Jair Bolsonaro. Foto: Lula Marques/Agência Brasil
A decisão do ministro Alexandre de Moraes, do Supremo Tribunal Federal (STF), que impôs uma série de medidas restritivas ao ex-presidente Jair Bolsonaro (PL), foi considerada bem fundamentada por dois dos mais respeitados criminalistas do país. Professores e juristas que já criticaram o próprio Moraes em decisões anteriores, Davi Tangerino (UERJ) e Aury Lopes Jr. (PUC-RS) avaliam que as medidas visam conter uma possível fuga do ex-presidente e impedir interferências no andamento do processo criminal que ele enfrenta no Supremo.
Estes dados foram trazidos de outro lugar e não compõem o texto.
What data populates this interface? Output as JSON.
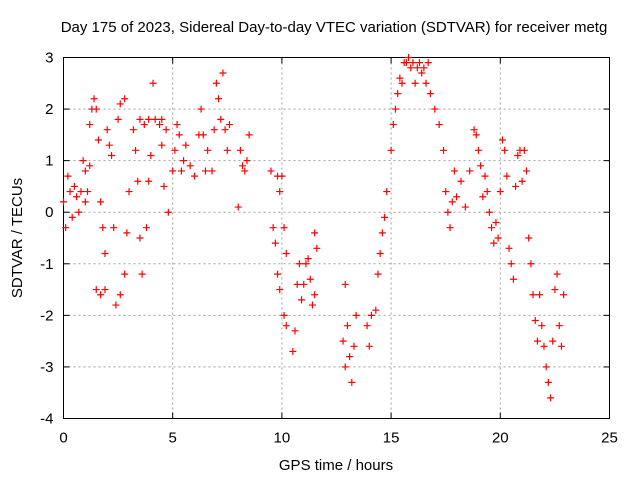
{
  "chart_data": {
    "type": "scatter",
    "title": "Day 175 of 2023, Sidereal Day-to-day VTEC variation (SDTVAR) for receiver metg",
    "xlabel": "GPS time / hours",
    "ylabel": "SDTVAR / TECUs",
    "xlim": [
      0,
      25
    ],
    "ylim": [
      -4,
      3
    ],
    "xticks": [
      0,
      5,
      10,
      15,
      20,
      25
    ],
    "yticks": [
      -4,
      -3,
      -2,
      -1,
      0,
      1,
      2,
      3
    ],
    "xtick_labels": [
      "0",
      "5",
      "10",
      "15",
      "20",
      "25"
    ],
    "ytick_labels": [
      "-4",
      "-3",
      "-2",
      "-1",
      "0",
      "1",
      "2",
      "3"
    ],
    "grid": true,
    "marker": "+",
    "marker_color": "#ff0000",
    "series": [
      {
        "name": "metg",
        "points": [
          [
            0.0,
            0.2
          ],
          [
            0.1,
            -0.3
          ],
          [
            0.2,
            0.7
          ],
          [
            0.3,
            0.4
          ],
          [
            0.4,
            -0.1
          ],
          [
            0.5,
            0.5
          ],
          [
            0.6,
            0.3
          ],
          [
            0.7,
            0.0
          ],
          [
            0.8,
            0.4
          ],
          [
            0.9,
            1.0
          ],
          [
            1.0,
            0.8
          ],
          [
            1.1,
            0.4
          ],
          [
            1.2,
            1.7
          ],
          [
            1.3,
            2.0
          ],
          [
            1.4,
            2.2
          ],
          [
            1.5,
            2.0
          ],
          [
            1.6,
            1.4
          ],
          [
            1.7,
            0.2
          ],
          [
            1.8,
            -0.3
          ],
          [
            1.9,
            -0.8
          ],
          [
            1.5,
            -1.5
          ],
          [
            1.7,
            -1.6
          ],
          [
            1.9,
            -1.5
          ],
          [
            1.0,
            0.2
          ],
          [
            1.2,
            0.9
          ],
          [
            2.0,
            1.6
          ],
          [
            2.1,
            1.3
          ],
          [
            2.2,
            1.1
          ],
          [
            2.3,
            -0.3
          ],
          [
            2.4,
            -1.8
          ],
          [
            2.6,
            -1.6
          ],
          [
            2.8,
            -1.2
          ],
          [
            2.9,
            -0.4
          ],
          [
            3.0,
            0.4
          ],
          [
            2.5,
            1.8
          ],
          [
            2.6,
            2.1
          ],
          [
            2.8,
            2.2
          ],
          [
            3.2,
            1.6
          ],
          [
            3.3,
            1.2
          ],
          [
            3.4,
            0.6
          ],
          [
            3.5,
            -0.5
          ],
          [
            3.6,
            -1.2
          ],
          [
            3.8,
            -0.3
          ],
          [
            3.9,
            0.6
          ],
          [
            4.0,
            1.1
          ],
          [
            3.5,
            1.8
          ],
          [
            3.7,
            1.7
          ],
          [
            3.9,
            1.8
          ],
          [
            4.1,
            2.5
          ],
          [
            4.2,
            1.8
          ],
          [
            4.4,
            1.7
          ],
          [
            4.5,
            1.3
          ],
          [
            4.6,
            0.5
          ],
          [
            4.8,
            0.0
          ],
          [
            4.5,
            1.8
          ],
          [
            4.7,
            1.6
          ],
          [
            5.0,
            0.8
          ],
          [
            5.1,
            1.2
          ],
          [
            5.2,
            1.7
          ],
          [
            5.3,
            1.5
          ],
          [
            5.4,
            0.8
          ],
          [
            5.5,
            1.0
          ],
          [
            5.6,
            1.3
          ],
          [
            5.8,
            0.9
          ],
          [
            6.0,
            0.7
          ],
          [
            6.2,
            1.5
          ],
          [
            6.3,
            2.0
          ],
          [
            6.4,
            1.5
          ],
          [
            6.5,
            0.8
          ],
          [
            6.6,
            1.2
          ],
          [
            6.8,
            0.8
          ],
          [
            6.9,
            1.6
          ],
          [
            7.0,
            2.5
          ],
          [
            7.1,
            2.2
          ],
          [
            7.2,
            1.8
          ],
          [
            7.3,
            2.7
          ],
          [
            7.4,
            1.6
          ],
          [
            7.5,
            1.2
          ],
          [
            7.6,
            1.7
          ],
          [
            8.0,
            0.1
          ],
          [
            8.1,
            1.2
          ],
          [
            8.2,
            0.9
          ],
          [
            8.3,
            0.8
          ],
          [
            8.4,
            1.0
          ],
          [
            8.5,
            1.5
          ],
          [
            9.5,
            0.8
          ],
          [
            9.6,
            -0.3
          ],
          [
            9.7,
            -0.6
          ],
          [
            9.8,
            0.7
          ],
          [
            9.9,
            0.4
          ],
          [
            10.0,
            0.7
          ],
          [
            10.1,
            -0.3
          ],
          [
            10.2,
            -0.8
          ],
          [
            9.8,
            -1.2
          ],
          [
            9.9,
            -1.5
          ],
          [
            10.1,
            -2.0
          ],
          [
            10.2,
            -2.2
          ],
          [
            10.5,
            -2.7
          ],
          [
            10.6,
            -2.3
          ],
          [
            10.7,
            -1.4
          ],
          [
            10.8,
            -1.0
          ],
          [
            10.9,
            -1.7
          ],
          [
            11.0,
            -1.4
          ],
          [
            11.1,
            -1.0
          ],
          [
            11.2,
            -0.9
          ],
          [
            11.3,
            -1.3
          ],
          [
            11.4,
            -1.8
          ],
          [
            11.5,
            -1.6
          ],
          [
            11.5,
            -0.4
          ],
          [
            11.6,
            -0.7
          ],
          [
            12.9,
            -1.4
          ],
          [
            13.0,
            -2.2
          ],
          [
            13.1,
            -2.8
          ],
          [
            13.2,
            -3.3
          ],
          [
            13.3,
            -2.6
          ],
          [
            13.4,
            -2.0
          ],
          [
            12.8,
            -2.5
          ],
          [
            12.9,
            -3.0
          ],
          [
            13.9,
            -2.2
          ],
          [
            14.0,
            -2.6
          ],
          [
            14.1,
            -2.0
          ],
          [
            14.3,
            -1.9
          ],
          [
            14.4,
            -1.2
          ],
          [
            14.5,
            -0.8
          ],
          [
            14.6,
            -0.4
          ],
          [
            14.7,
            -0.1
          ],
          [
            14.8,
            0.4
          ],
          [
            15.0,
            1.2
          ],
          [
            15.1,
            1.7
          ],
          [
            15.2,
            2.0
          ],
          [
            15.3,
            2.3
          ],
          [
            15.4,
            2.6
          ],
          [
            15.5,
            2.5
          ],
          [
            15.6,
            2.9
          ],
          [
            15.7,
            2.9
          ],
          [
            15.8,
            3.0
          ],
          [
            15.9,
            2.8
          ],
          [
            16.0,
            2.9
          ],
          [
            16.1,
            2.5
          ],
          [
            16.2,
            2.8
          ],
          [
            16.3,
            2.9
          ],
          [
            16.4,
            2.7
          ],
          [
            16.5,
            2.8
          ],
          [
            16.6,
            2.5
          ],
          [
            16.7,
            2.9
          ],
          [
            16.8,
            2.3
          ],
          [
            17.0,
            2.0
          ],
          [
            17.2,
            1.7
          ],
          [
            17.4,
            1.2
          ],
          [
            17.5,
            0.4
          ],
          [
            17.6,
            0.0
          ],
          [
            17.7,
            -0.3
          ],
          [
            17.8,
            0.2
          ],
          [
            17.9,
            0.8
          ],
          [
            18.0,
            0.3
          ],
          [
            18.2,
            0.6
          ],
          [
            18.4,
            0.1
          ],
          [
            18.6,
            0.8
          ],
          [
            18.8,
            1.6
          ],
          [
            18.9,
            1.5
          ],
          [
            19.0,
            1.2
          ],
          [
            19.1,
            0.9
          ],
          [
            19.2,
            0.3
          ],
          [
            19.3,
            0.7
          ],
          [
            19.4,
            0.4
          ],
          [
            19.5,
            0.0
          ],
          [
            19.6,
            -0.3
          ],
          [
            19.7,
            -0.6
          ],
          [
            19.8,
            -0.2
          ],
          [
            19.9,
            -0.5
          ],
          [
            20.0,
            0.4
          ],
          [
            20.1,
            1.4
          ],
          [
            20.2,
            1.2
          ],
          [
            20.3,
            0.7
          ],
          [
            20.4,
            -0.7
          ],
          [
            20.5,
            -1.0
          ],
          [
            20.6,
            -1.3
          ],
          [
            20.7,
            0.5
          ],
          [
            20.8,
            1.1
          ],
          [
            20.9,
            1.2
          ],
          [
            21.0,
            0.6
          ],
          [
            21.1,
            1.2
          ],
          [
            21.2,
            0.8
          ],
          [
            21.3,
            -0.5
          ],
          [
            21.4,
            -1.0
          ],
          [
            21.5,
            -1.6
          ],
          [
            21.6,
            -2.1
          ],
          [
            21.7,
            -2.5
          ],
          [
            21.8,
            -1.6
          ],
          [
            21.9,
            -2.2
          ],
          [
            22.0,
            -2.6
          ],
          [
            22.1,
            -3.0
          ],
          [
            22.2,
            -3.3
          ],
          [
            22.3,
            -3.6
          ],
          [
            22.4,
            -2.5
          ],
          [
            22.5,
            -1.5
          ],
          [
            22.6,
            -1.2
          ],
          [
            22.7,
            -2.2
          ],
          [
            22.8,
            -2.6
          ],
          [
            22.9,
            -1.6
          ]
        ]
      }
    ]
  }
}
As informações são da BBC News Brasil.
Entre as restrições estão o uso de tornozeleira eletrônica, recolhimento domiciliar noturno e nos fins de semana, proibição de uso das redes sociais, restrição de aproximação de embaixadas e proibição de contato com outros investigados, incluindo seu filho, o deputado licenciado Eduardo Bolsonaro. A decisão também autorizou uma busca e apreensão na casa de Bolsonaro, onde foram encontrados US$ 14 mil em espécie.
Para os juristas, o cerne da decisão de Moraes está no risco de que Bolsonaro busque asilo político na embaixada dos Estados Unidos, o que poderia comprometer o andamento da ação penal e gerar uma crise diplomática com o governo norte-americano.
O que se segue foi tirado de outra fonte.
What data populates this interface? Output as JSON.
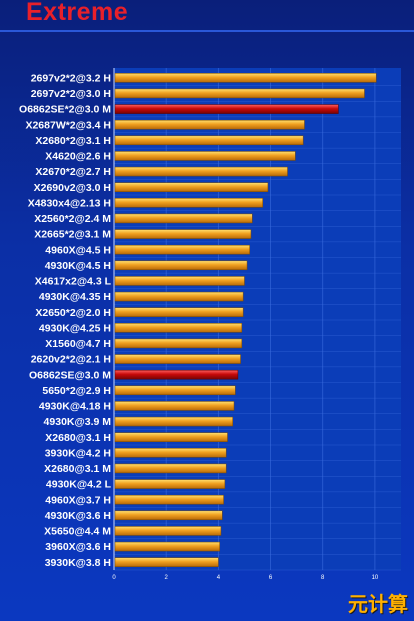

“Se ele recebesse asilo na embaixada dos EUA, daria um problema gigantesco, muito sério”, afirmou Aury Lopes Jr.
A decisão menciona que Bolsonaro e Eduardo teriam articulado com aliados do ex-presidente Donald Trump sanções contra o Brasil e autoridades do STF como forma de pressionar o Judiciário. Um dos indícios considerados foi o envio de R$ 2 milhões por Bolsonaro ao filho, valor arrecadado entre apoiadores via Pix, para sustentar Eduardo nos Estados Unidos.
Após o anúncio de uma tarifa de 50% sobre produtos brasileiros por parte de Trump, Eduardo Bolsonaro afirmou que a medida foi fruto de sua articulação junto ao governo norte-americano, revelando publicamente a tentativa de influenciar decisões internas do Brasil por meio de pressão externa.
Ambos os juristas ressaltam que a decisão de Moraes não foi tomada de forma isolada: ela partiu de pedido da Polícia Federal, com aval da Procuradoria-Geral da República (PGR), e foi posteriormente ratificada pela Primeira Turma do STF.
“A gente pode concordar ou não com a decisão, mas fundamentação tem”, destacou Lopes Jr.
“Não foi algo de ofício. E ele ainda submeteu ao plenário virtual da Primeira Turma, o que divide a responsabilidade.”
Os criminalistas também comentaram medidas específicas, como a proibição do uso das redes sociais, considerada proporcional, já que o ex-presidente tem usado essas plataformas para pressionar o Judiciário e mobilizar apoio político.
Mais controversa foi a decisão de proibir Bolsonaro de falar com Eduardo Bolsonaro, seu filho. Para Tangerino, a medida é abusiva, pois fere o direito à ampla defesa, embora ele reconheça que esse tipo de restrição é comum na Justiça brasileira.
Já Lopes Jr. considera a medida justificável, diante da atuação de Eduardo como “porta-voz” de Bolsonaro nos Estados Unidos em busca de ações internacionais contra o STF e o ministro Alexandre de Moraes.